Sans vous, tout s’en va…

Je me demande souvent si vous nous voyez de là-haut nous débattre dans notre vie sans vous.

tristesse, deuil, psychologie

Parce que depuis que vous êtes partis, vous manquez à tout le monde.

Vous étiez les piliers de la famille, l’axe de communication, le quartier général.

Nous étions une grande famille unie sur plusieurs générations, mais elle était unie à travers vous, grâce à vous.

Depuis votre départ, on dirait que tout s’en va.

Avec le temps…
Avec le temps va tout s’en va
On oublie les passions et l’on oublie les voix
Qui vous disaient tout bas les mots des pauvres gens
Ne rentre pas trop tard surtout ne prend pas froid
Avec le temps…
Avec le temps va tout s’en va
Et l’on se sent blanchi comme un cheval fourbu
Et l’on se sent glacé dans un lit de hasard
Et l’on se sent tout seul peut-être mais peinard
Et l’on se sent floué par les années perdues…

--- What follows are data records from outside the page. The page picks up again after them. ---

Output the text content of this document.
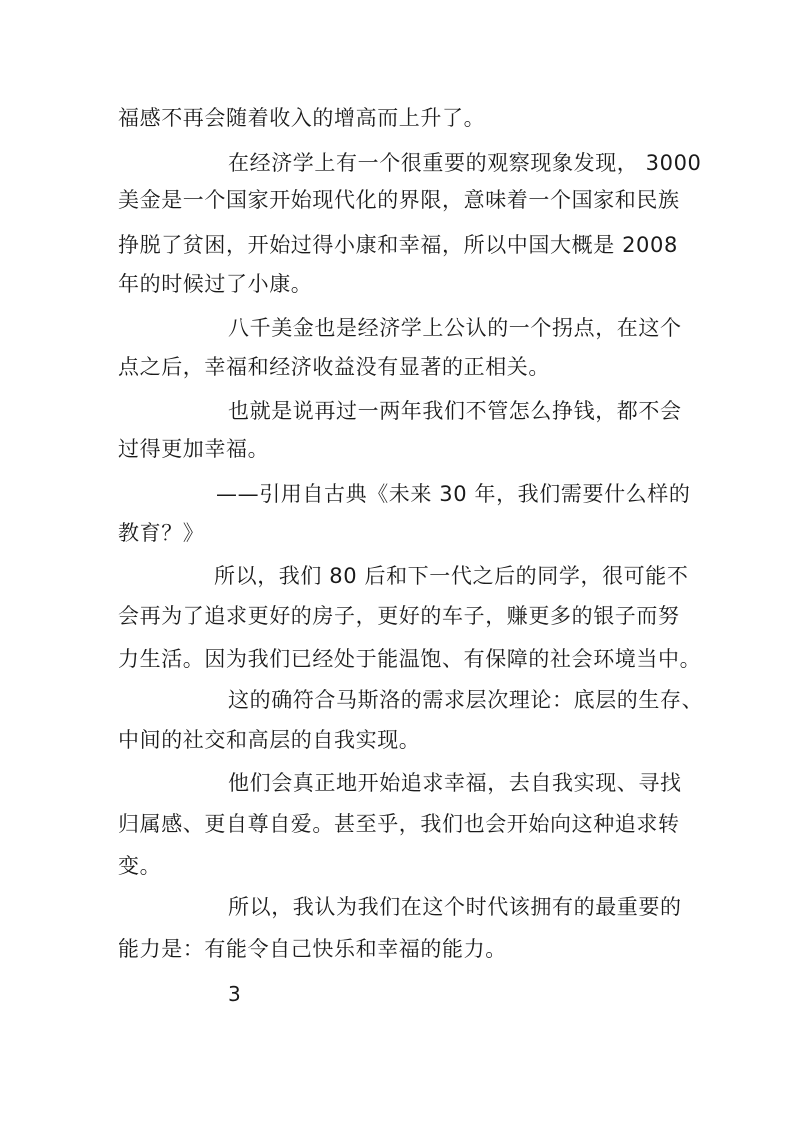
福感不再会随着收入的增高而上升了。
在经济学上有一个很重要的观察现象发现， 3000
美金是一个国家开始现代化的界限，意味着一个国家和民族
挣脱了贫困，开始过得小康和幸福，所以中国大概是 2008
年的时候过了小康。
八千美金也是经济学上公认的一个拐点，在这个
点之后，幸福和经济收益没有显著的正相关。
也就是说再过一两年我们不管怎么挣钱，都不会
过得更加幸福。
——引用自古典《未来 30 年，我们需要什么样的
教育？》
所以，我们 80 后和下一代之后的同学，很可能不
会再为了追求更好的房子，更好的车子，赚更多的银子而努
力生活。因为我们已经处于能温饱、有保障的社会环境当中。
这的确符合马斯洛的需求层次理论：底层的生存、
中间的社交和高层的自我实现。
他们会真正地开始追求幸福，去自我实现、寻找
归属感、更自尊自爱。甚至乎，我们也会开始向这种追求转
变。
所以，我认为我们在这个时代该拥有的最重要的
能力是：有能令自己快乐和幸福的能力。
3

Je n’ai pas réussi à prendre votre suite, à continuer à réunir cette famille blessée et en manque de votre présence.

Nous n’avons pas su nous parler, dire les mots, parler de vous tout simplement, poser des mots sur notre peine.

Nous avons préféré rentrer et nous cloîtrer chacun chez nous pour tenter de continuer, de passer à la suite.

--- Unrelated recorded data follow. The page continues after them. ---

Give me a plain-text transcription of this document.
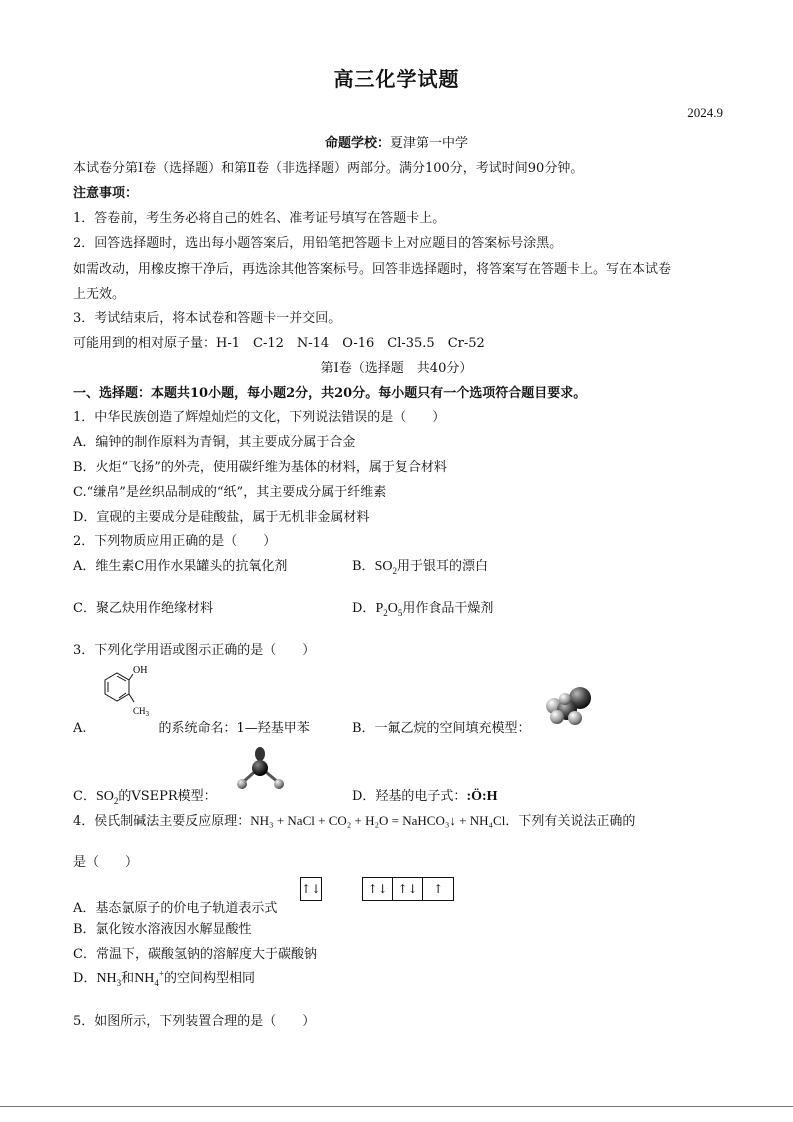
高三化学试题
2024.9
命题学校：夏津第一中学
本试卷分第Ⅰ卷（选择题）和第Ⅱ卷（非选择题）两部分。满分100分，考试时间90分钟。
注意事项：
1．答卷前，考生务必将自己的姓名、准考证号填写在答题卡上。
2．回答选择题时，选出每小题答案后，用铅笔把答题卡上对应题目的答案标号涂黑。
如需改动，用橡皮擦干净后，再选涂其他答案标号。回答非选择题时，将答案写在答题卡上。写在本试卷
上无效。
3．考试结束后，将本试卷和答题卡一并交回。
可能用到的相对原子量：H-1　C-12　N-14　O-16　Cl-35.5　Cr-52
第Ⅰ卷（选择题　共40分）
一、选择题：本题共10小题，每小题2分，共20分。每小题只有一个选项符合题目要求。
1．中华民族创造了辉煌灿烂的文化，下列说法错误的是（　　）
A．编钟的制作原料为青铜，其主要成分属于合金
B．火炬“飞扬”的外壳，使用碳纤维为基体的材料，属于复合材料
C.“缣帛”是丝织品制成的“纸”，其主要成分属于纤维素
D．宣砚的主要成分是硅酸盐，属于无机非金属材料
2．下列物质应用正确的是（　　）
A．维生素C用作水果罐头的抗氧化剂	B．$SO_2$用于银耳的漂白
C．聚乙炔用作绝缘材料	D．$P_2O_5$用作食品干燥剂
3．下列化学用语或图示正确的是（　　）
OH
$CH_3$
A.	的系统命名：1—羟基甲苯	B．一氟乙烷的空间填充模型：
C．$SO_2$的VSEPR模型：	D．羟基的电子式：:Ö:H
4．侯氏制碱法主要反应原理：NH₃ + NaCl + CO₂ + H₂O = NaHCO₃↓ + NH₄Cl．下列有关说法正确的
是（　　）
A．基态氯原子的价电子轨道表示式
↑↓	↑↓ ↑↓ ↑
B．氯化铵水溶液因水解显酸性
C．常温下，碳酸氢钠的溶解度大于碳酸钠
D．$NH_3$和$NH_4^+$的空间构型相同
5．如图所示，下列装置合理的是（　　）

Nous avons toujours été une famille de celles qui ne se plaignent pas. On garde les ennuis, les soucis, les chagrins pour soi. On les garde au fond de notre coeur. Nous avons appris à ne pas déranger les autres avec ça. C’est dans nos gènes, dans notre éducation. Nous nous devons d’être forts et solides et ne rien laisser paraître de notre détresse.

Seulement, vous n’êtes plus là. Et tout ce petit monde fort et solide a flanché, et est en train de s’écrouler.

La peine, il faut savoir l’exprimer. Vous ne nous l’avez jamais appris. Ce n’est pas de votre faute, c’est ainsi, comme je l’ai dit : c’est dans nos gènes.

Comme dit mon oncle, on se demande parfois ce que vous avez pu faire au Bon Dieu pour accumuler autant de M…. depuis plusieurs années dans la famille. C’est bien pour cela (entre autres) que je ne crois pas au Bon Dieu! ça se saurait si il était bon ! 😀

Alors, maintenant, nous fonctionnons avec nos copains les psychologues, psychiatres et nos potes les antidépresseurs. Vous vous rendez compte où nous en sommes arrivés pour vous remplacer??

Non, rien ne vous remplacera, mais nous essayons de fonctionner, de continuer.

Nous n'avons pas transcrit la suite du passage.